Harry knew that a big part of this bullying was due to how close Snape had been to his mother. From the moment he had laid eyes on Lily Evans, James Potter had been in love with her, and had taken every opportunity he could to gain her affection. However, she had continued to spurn his advances, claiming he was an arrogant bully for picking on her friend.
Lily's spurning of his love had only pushed James to new heights of bullying, and Snape had responded to the then arrogant boy's taunts and pranks with equal fervor. This intense rivalry between Snape and James lasted until their seventh year at Hogwarts, when Lily began dating James.
However, Snape's friendship with his mother had been broken two years before that. During their fifth year, after a rather terrible prank that Lily had tried to defend Snape from, he had called her a Mudblood: a derogatory name for someone born from muggle parents, akin to calling someone of African descent a nigger, or a Chinese person a Chink. It was one of the vilest, most insulting words you could call a muggleborn, and it had ruined their friendship permanently.
Perhaps that was why Snape hated him so much. Perhaps he saw Harry's father as the man responsible for destroying his friendship with Lily. Maybe he saw Harry as a symbol of James' victory over him.
If so, then the man was even more immature than he thought. Blaming the child for the sins of the father was incredibly childish, and to carry a grudge for so long over a man whose been dead for 11-years was even more so. Harry wondered why Dumbledore allowed a man like this to teach school children. Surely the headmaster knew that having someone so petty and petulant teaching would only create more problems in the future?

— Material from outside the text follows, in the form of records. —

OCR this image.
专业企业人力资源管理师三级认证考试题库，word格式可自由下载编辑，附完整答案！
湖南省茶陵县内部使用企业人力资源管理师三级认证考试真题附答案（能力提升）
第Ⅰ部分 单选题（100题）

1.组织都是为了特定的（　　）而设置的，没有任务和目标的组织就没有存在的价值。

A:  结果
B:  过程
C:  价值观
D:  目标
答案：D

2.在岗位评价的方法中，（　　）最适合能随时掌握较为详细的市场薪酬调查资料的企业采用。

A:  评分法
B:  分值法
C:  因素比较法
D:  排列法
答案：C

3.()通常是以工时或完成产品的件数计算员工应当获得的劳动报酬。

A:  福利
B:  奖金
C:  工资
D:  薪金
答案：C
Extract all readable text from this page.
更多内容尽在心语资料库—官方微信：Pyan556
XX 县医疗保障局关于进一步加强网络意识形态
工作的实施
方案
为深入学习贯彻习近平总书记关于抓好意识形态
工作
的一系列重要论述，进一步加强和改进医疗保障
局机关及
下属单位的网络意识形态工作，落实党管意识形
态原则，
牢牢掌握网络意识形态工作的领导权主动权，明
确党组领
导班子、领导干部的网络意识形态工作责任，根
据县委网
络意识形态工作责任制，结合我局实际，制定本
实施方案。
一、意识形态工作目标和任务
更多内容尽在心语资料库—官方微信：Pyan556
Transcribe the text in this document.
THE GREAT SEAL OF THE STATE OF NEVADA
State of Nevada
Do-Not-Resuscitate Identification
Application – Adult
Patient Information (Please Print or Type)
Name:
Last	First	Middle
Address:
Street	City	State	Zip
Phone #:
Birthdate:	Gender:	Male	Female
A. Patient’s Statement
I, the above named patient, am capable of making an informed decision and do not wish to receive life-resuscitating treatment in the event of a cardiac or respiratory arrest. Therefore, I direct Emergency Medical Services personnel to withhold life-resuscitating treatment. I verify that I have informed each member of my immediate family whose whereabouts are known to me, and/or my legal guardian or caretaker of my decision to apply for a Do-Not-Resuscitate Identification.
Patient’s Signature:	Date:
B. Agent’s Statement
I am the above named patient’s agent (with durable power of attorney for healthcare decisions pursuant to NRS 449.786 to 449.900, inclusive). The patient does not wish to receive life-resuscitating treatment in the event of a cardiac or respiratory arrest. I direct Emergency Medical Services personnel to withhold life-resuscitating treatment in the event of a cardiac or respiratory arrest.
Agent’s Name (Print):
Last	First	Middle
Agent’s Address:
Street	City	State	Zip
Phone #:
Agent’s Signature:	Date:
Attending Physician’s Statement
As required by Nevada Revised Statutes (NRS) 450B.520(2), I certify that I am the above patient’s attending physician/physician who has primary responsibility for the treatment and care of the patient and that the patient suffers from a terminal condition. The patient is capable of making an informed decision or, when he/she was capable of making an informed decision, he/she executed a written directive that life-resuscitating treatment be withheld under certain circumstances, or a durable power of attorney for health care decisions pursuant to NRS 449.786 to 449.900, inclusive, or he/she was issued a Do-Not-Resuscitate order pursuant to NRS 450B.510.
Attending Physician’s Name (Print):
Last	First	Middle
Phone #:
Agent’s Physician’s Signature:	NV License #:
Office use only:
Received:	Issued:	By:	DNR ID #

"Harry," Neville said in a voice so quiet even Harry almost missed him speak as he stirred the cauldron. The original instructions said not to while on the brewing phaset, but Harry's improved instructions called for the potion to be stirred with two clockwise stirs and one counterclockwise stir every minute for five minutes to hasten the mixing of the ingredients after adding horned slugs.
"Yes?"
"What was all that about?" asked Neville. "You know, with Professor Snape?"
"I don't know," Harry said honestly. He wasn't sure if the other boy was talking about Snape's reaction to him, or the end results of their little mental duel. In either event, he only had a small bit of knowledge on both subjects, so he wasn't really lying, even if he did have a few theories. "You'd have to ask Professor Snape."